Special Reports

How Incessant Cooking Gas Hikes Are Making Life Unlivable For Average Nigerians

 

Nigerian households are facing renewed financial strain as the price of Liquefied Petroleum Gas (LPG), commonly known as cooking gas, has spiked sharply across major cities. Retail prices have surged to between ₦1,800 and ₦2,000 per kilogram, up from a previous average rate of ₦1,300 per kg.

 

According to market reports, this price hike has driven the cost of refilling a 12.5kg cooking gas cylinder to between ₦22,500 and ₦25,000 at depots and retail stations. This steep increase compounds existing economic pressures on consumers who are already dealing with high food prices, transportation costs, and general inflation.

 

Gas dealers and industry marketers have attributed the sharp price increase to several critical operational factors, including:

Acute supply shortages nationwide.

Rising depot prices, forcing retailers to adjust rates to cover operating costs.

Logistical issues and escalating operational challenges.

Depot costs have surged to between ₦25.2 million and ₦26.2 million per 20 metric tonnes, forcing retailers to pass these higher expenses down to consumers. This is the grim reality on the ground, yet the Federal Government of Nigeria appears unperturbed.

The kitchen used to be a place of nourishment. Today, for millions of ordinary Nigerians, it is a source of daily anxiety. The recent, relentless spike in the price of LPG has evolved from a market inconvenience into a full-blown humanitarian crisis.

As prices soar beyond the reach of the average citizen, the country’s most vulnerable populations are bearing the brunt of a harsh economic reality, which is further exacerbated by a federal government that appears either unable or unwilling to arrest the slide.

For poor and middle-class households, cooking gas is no longer a basic utility; it is a luxury. Refilling a standard 12.5kg cylinder now requires a significant portion of the monthly minimum wage. In a country where food inflation is already at historic highs, this energy crisis forces families into impossible choices. When the cost of fuel matches or exceeds the cost of ingredients, a family cannot eat.

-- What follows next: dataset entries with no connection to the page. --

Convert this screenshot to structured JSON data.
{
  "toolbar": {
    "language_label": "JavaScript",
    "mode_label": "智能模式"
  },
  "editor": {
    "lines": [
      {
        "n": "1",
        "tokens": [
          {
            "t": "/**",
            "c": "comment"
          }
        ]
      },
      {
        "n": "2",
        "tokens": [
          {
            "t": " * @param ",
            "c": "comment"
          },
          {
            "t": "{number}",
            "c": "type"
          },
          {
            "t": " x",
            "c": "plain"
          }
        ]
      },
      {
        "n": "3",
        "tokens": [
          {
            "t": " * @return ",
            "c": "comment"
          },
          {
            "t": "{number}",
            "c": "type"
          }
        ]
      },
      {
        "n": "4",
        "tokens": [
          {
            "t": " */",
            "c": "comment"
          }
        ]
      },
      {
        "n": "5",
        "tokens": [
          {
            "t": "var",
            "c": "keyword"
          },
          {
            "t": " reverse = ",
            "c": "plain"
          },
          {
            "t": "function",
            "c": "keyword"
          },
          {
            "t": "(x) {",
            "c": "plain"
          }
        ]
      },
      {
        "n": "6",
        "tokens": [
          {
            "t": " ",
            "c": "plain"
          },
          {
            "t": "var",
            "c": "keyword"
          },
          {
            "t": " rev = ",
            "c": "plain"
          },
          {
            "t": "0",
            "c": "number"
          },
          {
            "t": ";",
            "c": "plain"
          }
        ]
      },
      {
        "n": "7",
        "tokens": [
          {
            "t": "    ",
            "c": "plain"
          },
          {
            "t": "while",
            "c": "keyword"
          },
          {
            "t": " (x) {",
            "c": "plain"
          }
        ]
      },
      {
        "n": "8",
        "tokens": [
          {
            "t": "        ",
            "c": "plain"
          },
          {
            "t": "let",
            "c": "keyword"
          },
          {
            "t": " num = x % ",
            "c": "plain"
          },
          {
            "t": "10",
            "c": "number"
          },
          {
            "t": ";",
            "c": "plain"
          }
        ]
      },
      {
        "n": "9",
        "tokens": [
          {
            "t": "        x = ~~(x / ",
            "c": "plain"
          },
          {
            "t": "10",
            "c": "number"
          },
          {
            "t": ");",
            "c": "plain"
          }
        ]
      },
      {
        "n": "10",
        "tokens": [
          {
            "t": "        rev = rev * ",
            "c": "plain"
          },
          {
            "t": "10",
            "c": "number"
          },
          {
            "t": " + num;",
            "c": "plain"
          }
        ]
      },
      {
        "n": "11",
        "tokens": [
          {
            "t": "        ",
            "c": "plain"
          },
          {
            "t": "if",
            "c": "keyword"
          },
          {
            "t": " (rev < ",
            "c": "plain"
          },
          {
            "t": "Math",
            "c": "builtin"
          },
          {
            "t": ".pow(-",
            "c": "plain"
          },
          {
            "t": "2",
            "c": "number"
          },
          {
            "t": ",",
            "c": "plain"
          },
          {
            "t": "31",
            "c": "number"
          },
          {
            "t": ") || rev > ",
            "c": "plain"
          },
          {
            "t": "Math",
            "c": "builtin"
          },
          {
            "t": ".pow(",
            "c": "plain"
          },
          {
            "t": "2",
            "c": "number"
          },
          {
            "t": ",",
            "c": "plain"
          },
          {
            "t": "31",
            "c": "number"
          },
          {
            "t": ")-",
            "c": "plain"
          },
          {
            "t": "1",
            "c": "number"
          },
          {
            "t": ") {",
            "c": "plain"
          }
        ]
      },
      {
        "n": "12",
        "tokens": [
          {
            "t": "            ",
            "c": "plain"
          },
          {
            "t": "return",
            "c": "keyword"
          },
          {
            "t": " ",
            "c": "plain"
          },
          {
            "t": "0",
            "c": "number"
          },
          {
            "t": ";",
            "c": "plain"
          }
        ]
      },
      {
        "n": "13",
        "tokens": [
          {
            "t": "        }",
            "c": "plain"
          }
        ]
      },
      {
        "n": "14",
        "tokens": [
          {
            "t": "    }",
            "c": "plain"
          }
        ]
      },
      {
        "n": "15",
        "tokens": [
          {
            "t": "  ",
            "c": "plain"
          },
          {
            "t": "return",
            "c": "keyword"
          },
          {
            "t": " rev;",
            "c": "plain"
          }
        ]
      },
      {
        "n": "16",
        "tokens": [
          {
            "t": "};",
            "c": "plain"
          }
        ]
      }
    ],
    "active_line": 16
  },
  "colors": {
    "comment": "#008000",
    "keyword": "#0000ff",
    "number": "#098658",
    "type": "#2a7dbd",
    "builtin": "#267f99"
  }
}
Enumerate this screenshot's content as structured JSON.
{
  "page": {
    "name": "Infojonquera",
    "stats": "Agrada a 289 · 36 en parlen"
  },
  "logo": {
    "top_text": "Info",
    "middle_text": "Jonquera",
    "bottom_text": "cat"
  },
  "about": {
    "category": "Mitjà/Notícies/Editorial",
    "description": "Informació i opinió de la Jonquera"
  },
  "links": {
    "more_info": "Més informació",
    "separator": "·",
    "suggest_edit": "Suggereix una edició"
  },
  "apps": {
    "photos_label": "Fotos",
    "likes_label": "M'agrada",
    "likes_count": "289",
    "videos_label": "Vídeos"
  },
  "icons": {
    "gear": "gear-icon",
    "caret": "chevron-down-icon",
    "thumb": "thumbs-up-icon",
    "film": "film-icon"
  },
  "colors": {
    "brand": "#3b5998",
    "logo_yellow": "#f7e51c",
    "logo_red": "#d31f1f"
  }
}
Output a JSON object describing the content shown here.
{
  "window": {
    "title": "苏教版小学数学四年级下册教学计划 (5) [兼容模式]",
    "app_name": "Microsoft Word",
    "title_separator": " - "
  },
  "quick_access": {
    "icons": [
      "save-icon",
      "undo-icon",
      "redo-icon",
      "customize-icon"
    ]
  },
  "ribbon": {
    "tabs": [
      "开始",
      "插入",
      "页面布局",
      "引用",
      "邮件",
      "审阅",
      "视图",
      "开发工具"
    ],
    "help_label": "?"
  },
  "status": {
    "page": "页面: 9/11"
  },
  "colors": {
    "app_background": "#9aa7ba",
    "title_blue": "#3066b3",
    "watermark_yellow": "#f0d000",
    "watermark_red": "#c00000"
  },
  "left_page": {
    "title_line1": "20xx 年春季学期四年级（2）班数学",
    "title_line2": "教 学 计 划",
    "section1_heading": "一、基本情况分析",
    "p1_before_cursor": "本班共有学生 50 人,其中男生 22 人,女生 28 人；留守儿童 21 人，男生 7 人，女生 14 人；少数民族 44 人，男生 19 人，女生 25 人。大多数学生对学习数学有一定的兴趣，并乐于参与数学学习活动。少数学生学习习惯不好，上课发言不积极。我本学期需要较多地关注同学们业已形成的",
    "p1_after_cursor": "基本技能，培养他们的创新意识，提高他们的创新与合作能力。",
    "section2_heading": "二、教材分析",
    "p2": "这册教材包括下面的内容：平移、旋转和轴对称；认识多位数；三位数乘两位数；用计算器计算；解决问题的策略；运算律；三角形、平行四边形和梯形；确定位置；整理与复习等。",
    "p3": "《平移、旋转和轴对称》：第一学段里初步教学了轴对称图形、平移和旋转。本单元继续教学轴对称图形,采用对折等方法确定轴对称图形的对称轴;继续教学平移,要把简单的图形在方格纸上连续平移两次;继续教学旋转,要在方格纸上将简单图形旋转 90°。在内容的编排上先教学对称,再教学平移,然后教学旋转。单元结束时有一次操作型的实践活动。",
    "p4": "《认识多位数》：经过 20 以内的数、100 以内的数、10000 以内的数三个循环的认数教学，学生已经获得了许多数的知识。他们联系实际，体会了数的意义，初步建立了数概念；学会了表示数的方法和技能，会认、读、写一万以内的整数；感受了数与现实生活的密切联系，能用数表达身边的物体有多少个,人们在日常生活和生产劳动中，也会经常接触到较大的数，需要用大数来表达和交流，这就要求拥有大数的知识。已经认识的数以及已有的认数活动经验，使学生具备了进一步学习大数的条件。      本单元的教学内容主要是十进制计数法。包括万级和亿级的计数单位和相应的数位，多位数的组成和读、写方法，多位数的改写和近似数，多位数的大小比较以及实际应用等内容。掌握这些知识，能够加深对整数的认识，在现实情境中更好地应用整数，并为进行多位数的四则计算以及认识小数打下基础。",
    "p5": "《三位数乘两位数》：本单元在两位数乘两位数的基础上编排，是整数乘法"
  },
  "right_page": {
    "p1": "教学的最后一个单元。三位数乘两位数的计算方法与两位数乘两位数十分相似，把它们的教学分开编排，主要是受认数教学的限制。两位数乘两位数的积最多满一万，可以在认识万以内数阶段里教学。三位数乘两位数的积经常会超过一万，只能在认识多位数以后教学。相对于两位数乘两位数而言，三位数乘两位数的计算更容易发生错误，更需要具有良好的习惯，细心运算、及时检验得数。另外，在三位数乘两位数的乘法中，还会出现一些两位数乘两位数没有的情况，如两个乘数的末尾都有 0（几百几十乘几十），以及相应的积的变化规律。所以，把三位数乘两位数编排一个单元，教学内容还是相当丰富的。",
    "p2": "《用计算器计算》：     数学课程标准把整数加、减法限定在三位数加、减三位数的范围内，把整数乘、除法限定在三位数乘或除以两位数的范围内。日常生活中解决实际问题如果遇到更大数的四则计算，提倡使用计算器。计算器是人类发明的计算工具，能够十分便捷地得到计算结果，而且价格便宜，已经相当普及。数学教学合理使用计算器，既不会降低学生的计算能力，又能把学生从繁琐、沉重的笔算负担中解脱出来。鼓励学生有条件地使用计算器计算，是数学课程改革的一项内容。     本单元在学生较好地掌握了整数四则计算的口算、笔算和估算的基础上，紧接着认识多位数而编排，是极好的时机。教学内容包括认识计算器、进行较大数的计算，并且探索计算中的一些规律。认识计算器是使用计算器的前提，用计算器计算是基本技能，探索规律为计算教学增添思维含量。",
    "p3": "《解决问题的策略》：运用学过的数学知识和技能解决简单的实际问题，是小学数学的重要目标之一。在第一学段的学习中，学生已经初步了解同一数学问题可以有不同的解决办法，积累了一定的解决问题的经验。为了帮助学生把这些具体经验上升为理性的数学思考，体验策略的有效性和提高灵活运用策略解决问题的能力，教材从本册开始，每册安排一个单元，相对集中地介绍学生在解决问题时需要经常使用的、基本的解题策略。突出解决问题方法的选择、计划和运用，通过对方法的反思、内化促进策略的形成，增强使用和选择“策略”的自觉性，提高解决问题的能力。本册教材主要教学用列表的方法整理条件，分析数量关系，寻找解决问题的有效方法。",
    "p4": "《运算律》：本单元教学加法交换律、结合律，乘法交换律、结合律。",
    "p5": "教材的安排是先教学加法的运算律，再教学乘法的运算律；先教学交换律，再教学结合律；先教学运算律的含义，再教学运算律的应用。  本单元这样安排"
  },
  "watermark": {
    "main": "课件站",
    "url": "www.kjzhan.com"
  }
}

Desperate families are reverting to charcoal, kerosene, and firewood. Cooking with dirty biomass fuels inside poorly ventilated homes is the equivalent of smoking packs of cigarettes daily. It directly causes respiratory illnesses, heart disease, and eye damage, disproportionately affecting women and young children.

It is an undeniable truth that energy poverty feeds economic poverty. When a massive chunk of a worker’s daily income is swallowed up just to boil water or cook a meal, nothing is left for healthcare, education, or savings.

Furthermore, the mass return to firewood accelerates deforestation. Forests are being stripped bare to meet the sudden surge in demand for charcoal, worsening soil erosion and undermining the nation’s climate commitments.

Small-scale food vendors—the “Mama Puts” who feed millions of urban labourers—are also facing closure. They cannot absorb the gas hikes, and raising their prices risks losing their poverty-stricken customer base.

A Chronicle of Inaction by the Federal Government of Nigeria

The current administration’s handling of this crisis exposes a profound disconnect between state policy and the lived experience of its citizens. While officials offer generic promises of future relief, their actions—and lack thereof—tell a story of systematic policy failure.

Despite Nigeria boasting some of the largest natural gas reserves in the world, the domestic market remains hostage to supply bottlenecks, arbitrary pricing, and inadequate local distribution networks. The government has failed to dismantle the logistical monopolies that keep prices artificially high.

Additionally, the government’s flip-flop policy on Value Added Tax (VAT) and import duties for LPG equipment has injected instability into the market, as importers pass these erratic costs directly down to the consumer.

Why local producers are allowed to price domestic gas based on international export rates is difficult to understand. It is unrealistic and stands as an unpardonable act of wickedness toward the citizenry.

Worse still, the federal government has failed to enforce a sustainable domestic supply obligation that prioritizes the survival of its own citizens over foreign-exchange earnings.

Programmes aimed at distributing free gas cylinders or subsidizing clean cooking conversion have largely degenerated into empty political rhetoric. These interventions reach only a fraction of the population while the vast majority are left to burn in silence.

Every responsible government’s primary duty is the welfare of its people. To fix this ugly trend, the federal government must move past press releases and implement immediate structural changes:

Enforce strict domestic quotas on gas producers to ensure the local market is saturated before any product is exported.

Permanently remove all taxes and tariffs on LPG and clean cooking accessories.

Subsidize gas directly for low-income households through verifiable social register networks.